Prohibiting salvia will create crime, not fight it
Leilani Graham-Laidlaw, Staff Contributor
Salvia Divinorum is an herb, part of the mint family. sometimes smoked for its intoxicating effects. It’s currently being touted as the next LSD by the Harper government.
On the Health Canada information page for salvia they list such scary adverse affects as “hallucinations, dysphoria (feeling anxious, depressed or restless), out-of-body experiences, uncontrollable laughter, loss of consciousness, short-term memory loss, lack of physical coordination, slurred speech and awkward sentence patterns.” Honey, that’s me before I’ve had my morning coffee.
Jokes aside, there may be more to the science than that, and it’s impossible to tell what the effects are going to be on individual people. As well, little is known or documented about salvia’s long-term effects, though it’s been used by the Mazatec people of Southern Mexico for ages.

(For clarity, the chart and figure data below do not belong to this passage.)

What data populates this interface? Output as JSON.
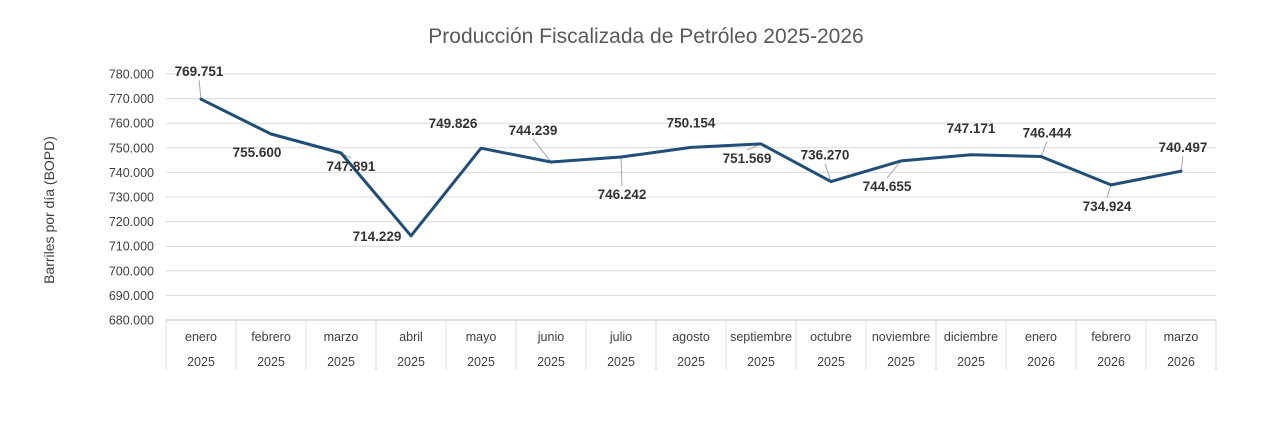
{
  "chart_data": {
    "type": "line",
    "title": "Producción Fiscalizada de Petróleo 2025-2026",
    "ylabel": "Barriles por día (BOPD)",
    "xlabel": "",
    "ylim": [
      680000,
      780000
    ],
    "ytick_step": 10000,
    "yticks": [
      "680.000",
      "690.000",
      "700.000",
      "710.000",
      "720.000",
      "730.000",
      "740.000",
      "750.000",
      "760.000",
      "770.000",
      "780.000"
    ],
    "grid": true,
    "legend": "none",
    "line_color": "#1F4E79",
    "categories": [
      {
        "month": "enero",
        "year": "2025"
      },
      {
        "month": "febrero",
        "year": "2025"
      },
      {
        "month": "marzo",
        "year": "2025"
      },
      {
        "month": "abril",
        "year": "2025"
      },
      {
        "month": "mayo",
        "year": "2025"
      },
      {
        "month": "junio",
        "year": "2025"
      },
      {
        "month": "julio",
        "year": "2025"
      },
      {
        "month": "agosto",
        "year": "2025"
      },
      {
        "month": "septiembre",
        "year": "2025"
      },
      {
        "month": "octubre",
        "year": "2025"
      },
      {
        "month": "noviembre",
        "year": "2025"
      },
      {
        "month": "diciembre",
        "year": "2025"
      },
      {
        "month": "enero",
        "year": "2026"
      },
      {
        "month": "febrero",
        "year": "2026"
      },
      {
        "month": "marzo",
        "year": "2026"
      }
    ],
    "values": [
      769751,
      755600,
      747891,
      714229,
      749826,
      744239,
      746242,
      750154,
      751569,
      736270,
      744655,
      747171,
      746444,
      734924,
      740497
    ],
    "data_labels": [
      "769.751",
      "755.600",
      "747.891",
      "714.229",
      "749.826",
      "744.239",
      "746.242",
      "750.154",
      "751.569",
      "736.270",
      "744.655",
      "747.171",
      "746.444",
      "734.924",
      "740.497"
    ]
  }
}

Ottawa believes that salvia poses a growing “potential for abuse, especially among young people.” Given that only 7.3 per cent of people aged 15 to 24 have admitted to trying the drug in the Canadian Drug Use and Monitoring Survey, it doesn’t seem to be particularly endemic to me. Maybe more people will rush to try it, as the government seeks to add it to the Controlled Substances Act.
In a Feb. 21 press release announcing the government’s intent, the effects of adding ssalviaalvia to the Act were outlined: it would be illegal to possess, sell, import, export or grow. The government will give the public until March 21 to respond, before attempting to prohibit the substance.
Criminalizing salvia will really just give smugglers, dealers, and the criminal organizations that benefit from illegal trade a whole new market, and would remove the safety inspection aspect of having salvia overseen by Health Canada. Right now it’s classified as a Natural Health product, meaning that Health Canada technically has to OK every formula and version of salvia that’s sold—down to what’s necessary to include as Nutritional Information and warning labels. That seems like a logical approach: make sure it’s as safe as we can make it.
By making salvia illegal, dealers and thugs would be free to add whatever the heck they wanted, in whatever potency they wanted, while selling the stuff for a higher price to the people who right now see it as a natural, accessible alternative to weed or other, harder drugs.
The move to criminalize salvia is really all just part of the Harper government’s “Tough On Crime” mandate, like when they decided to build extra prisons for “unreported crime.” It’s easy to be tough on crime when you’re creating new things to criminalize.
When it comes to trying to grab more votes, logic doesn’t seem to be their strong suit. Maybe someone in Ottawa’s been doing a little too much ‘personal research’ into Salvia.
I say, leave it to the pros: if it’s unknown what the long-term effects are and how bad this thing could be, fund independent research into it. Don’t ban the stuff out of fear and rhetoric.